Link prediction utilizes cross-entropy loss, where masked response edges serve as positive samples and other options for the same question serve as implicit negative samples after softmax normalization. The LLM-to-GNN projection layer is trained separately using ridge regression.

Key Experimental Results

Main Results

Setting 1: Response Imputation (Accuracy)

Method OpinionQA Twin-2K Dunning-Kruger
Zero-shot (Qwen3-8B) 39.38 52.06 41.82
Few-shot FT (8, best LLM) 55.98 66.36 57.21
GEMS (SAGE) 57.00 66.62 57.89

Ablation Study

Setting 2: New Individual Prediction (Accuracy)
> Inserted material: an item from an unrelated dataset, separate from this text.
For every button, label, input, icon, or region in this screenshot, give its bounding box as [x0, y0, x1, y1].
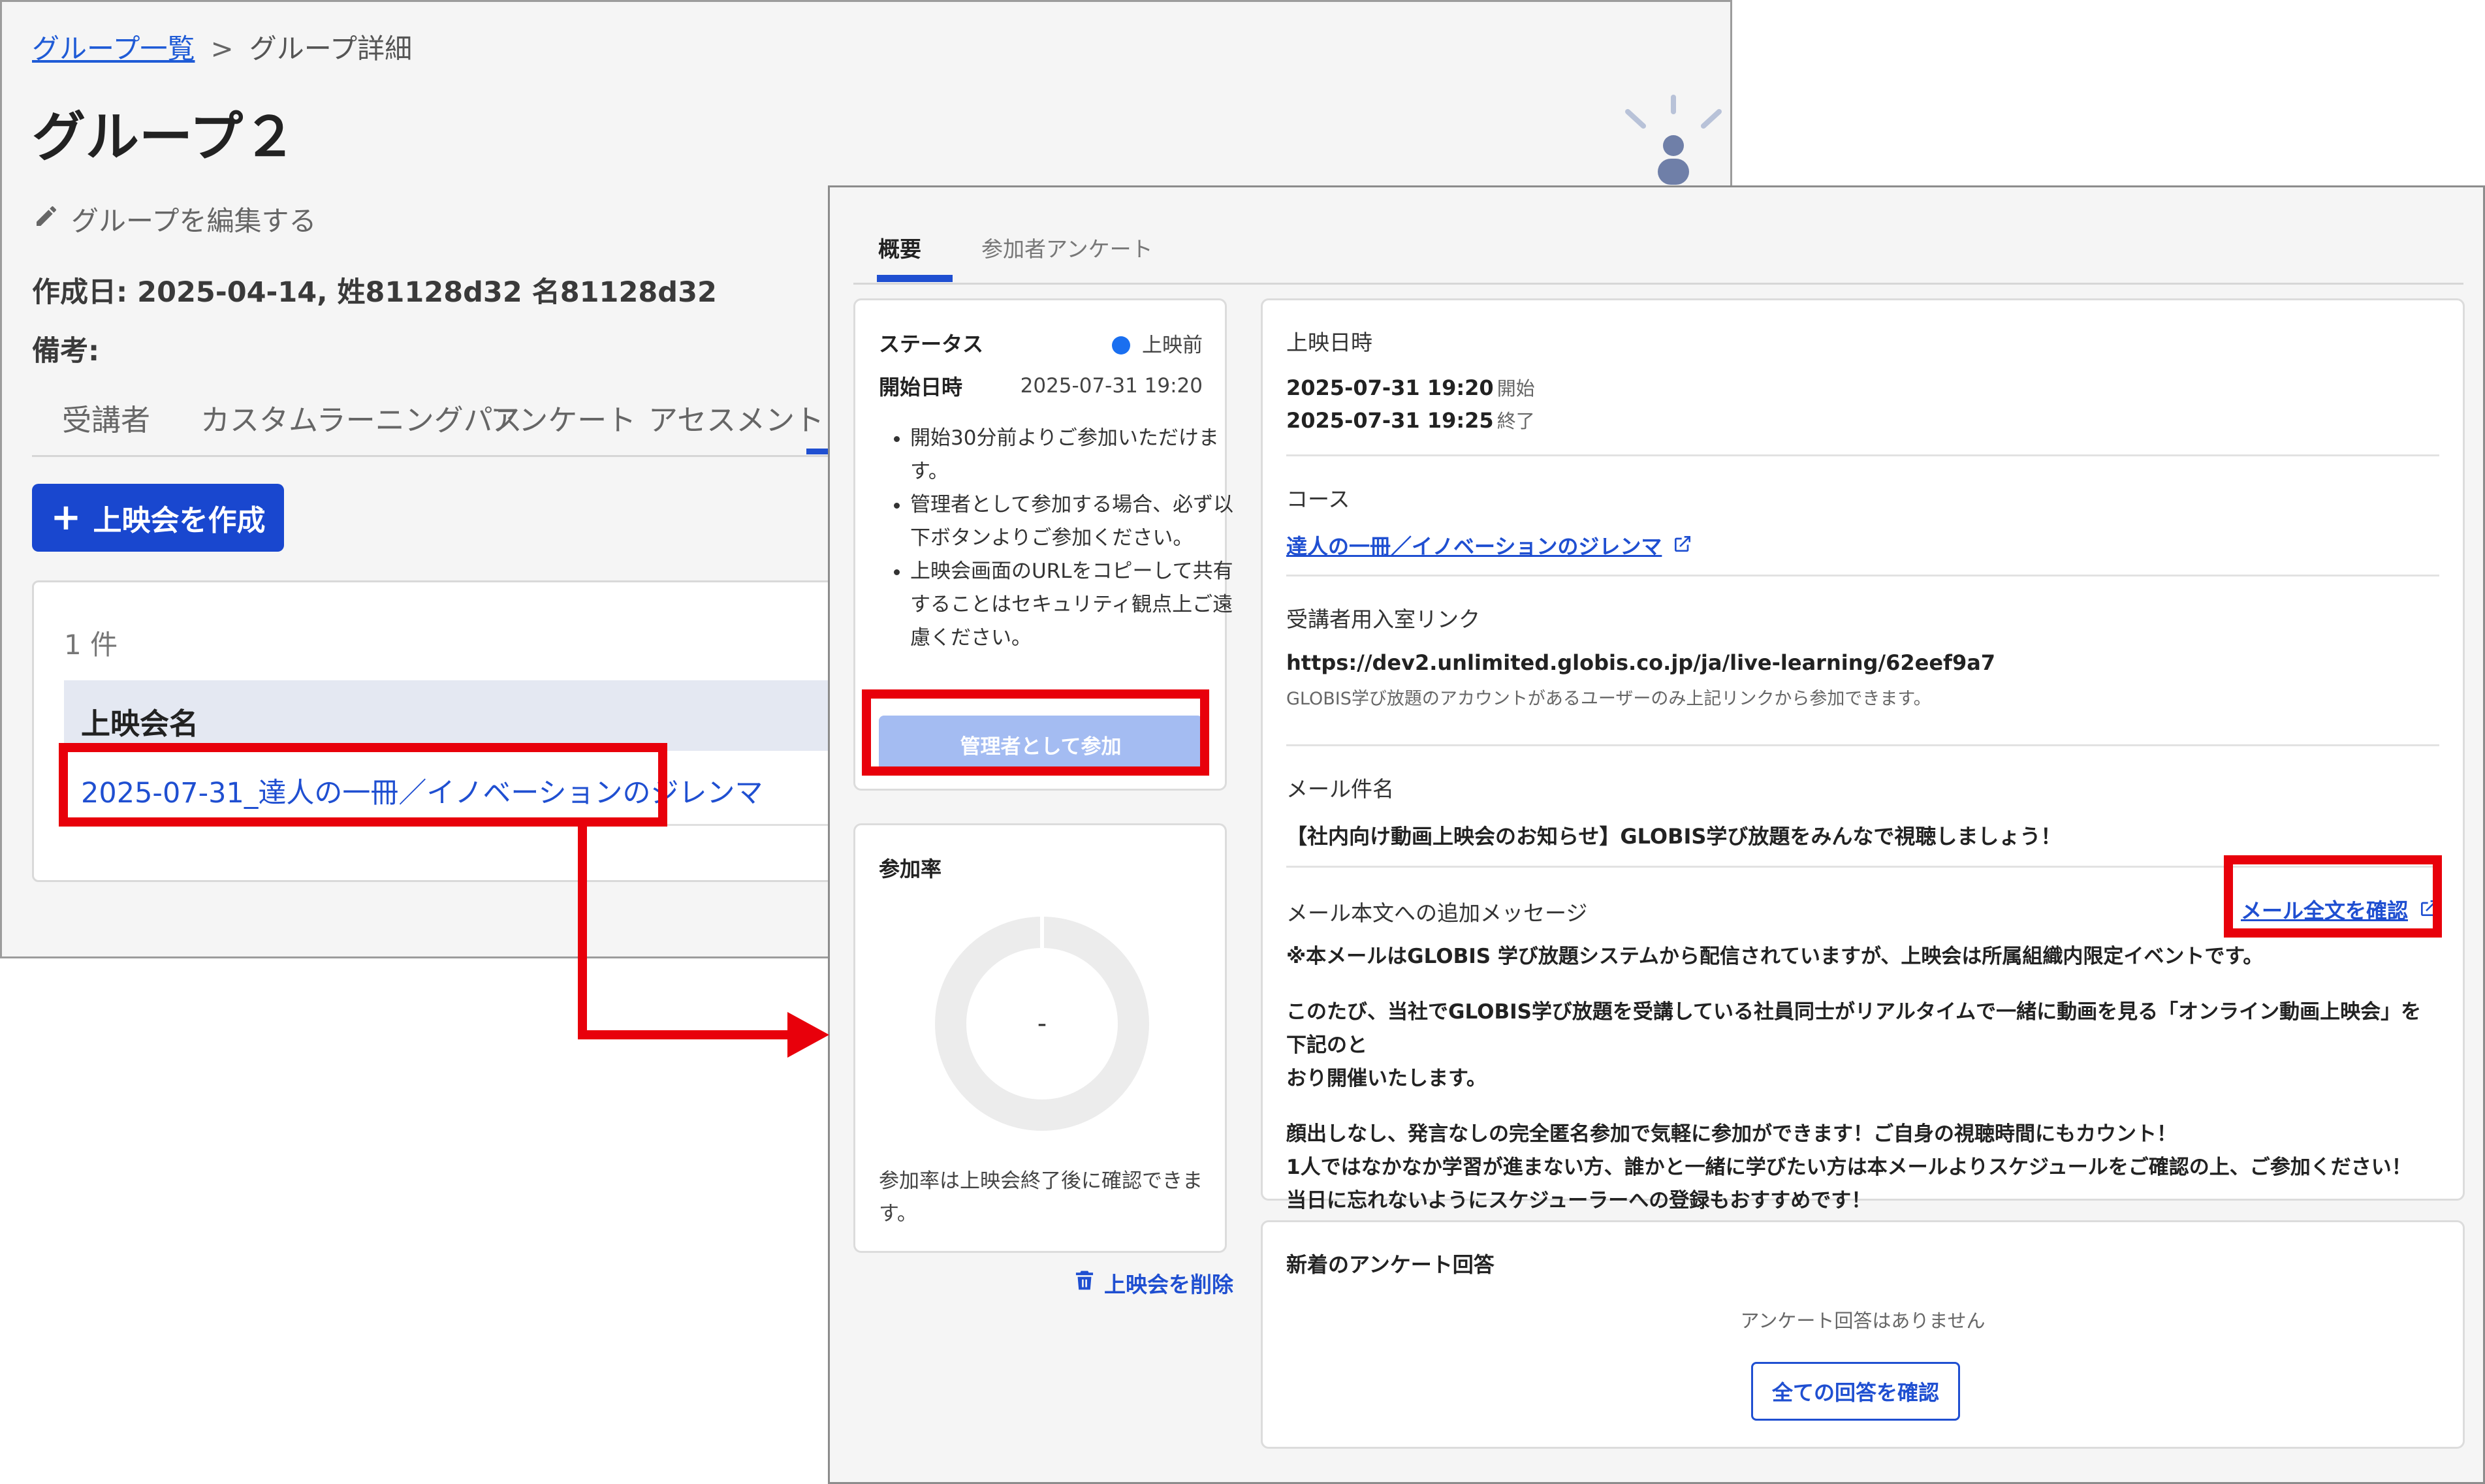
annotation-arrow	[578, 827, 829, 1058]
Method OpinionQA Twin-2K Dunning-Kruger
SFT (best LLM) 50.56 61.85 56.66
GEMS (RGCN) 50.50 62.39 56.76

Key Findings

  • In Settings 1 and 2, GEMS matches or exceeds the strongest LLM fine-tuning methods using only graph structures without linguistic representations.
  • Setting 3 (New Questions) requires LLM-to-GNN projection, but still does not require LLM queries at runtime.
  • GEMS has approximately \(10^3\) times fewer parameters than LLMs and reduces computational overhead by up to \(10^2\) times.
  • Three GNN architectures (RGCN, GAT, GraphSAGE) perform similarly, with SAGE being slightly superior.
  • On OpinionQA, GEMS consistently outperforms Agentic CoT and SFT, indicating that relational structure is more critical than language understanding.

Highlights & Insights

  • The core insight is remarkably concise and powerful: closed-form human simulation is essentially a recommendation system problem, where relational structure is more important than language understanding.
  • The experimental design is rigorous, comparing 5 LLM methods \(\times\) 3 models \(\times\) 3 datasets \(\times\) 3 settings under equal conditions.
  • GEMS can be trained from scratch on domain data, circumventing data leakage and bias issues inherent in LLM pre-training.

Limitations & Future Work

  • Evaluation is limited to closed-form tasks and cannot currently extend to open-ended human simulation (e.g., dialogue generation, behavioral narratives).
  • Setting 3 still requires a frozen LLM to extract text features, indicating it is not entirely independent of LLMs.
  • Graph construction relies on predefined sub-groups (e.g., demographic variables); methods for automated sub-group discovery have not been explored.
  • Systemic comparisons with classic discrete choice models (e.g., MNL, mixed logit) were not conducted.
  • vs LLM Fine-tuning (Suh et al., 2025): The latter fine-tunes LLMs on the same data but with 1000x more parameters; GEMS performs comparably in Setting 1.
  • vs Recommendation System GNNs: Technically similar to graph recommendation (e.g., PinSage), but this marks the first systematic application to the field of human behavior simulation.
  • vs Agentic CoT: The latter uses reflection and prediction in dual-agent chain-of-thought reasoning, yet it underperforms compared to simple SFT and GEMS in most settings.

Rating

  • Novelty: ⭐⭐⭐⭐ First systematic demonstration that GNNs can match LLMs in human simulation; the shift in perspective is insightful.
  • Experimental Thoroughness: ⭐⭐⭐⭐⭐ Extremely comprehensive comparison across 3 datasets, 3 settings, 5 LLM methods, and 3 LLM models.
  • Writing Quality: ⭐⭐⭐⭐ Clear problem definitions and logical experimental flow.
  • Value: ⭐⭐⭐⭐ Provides an efficient and transparent alternative for the human simulation field.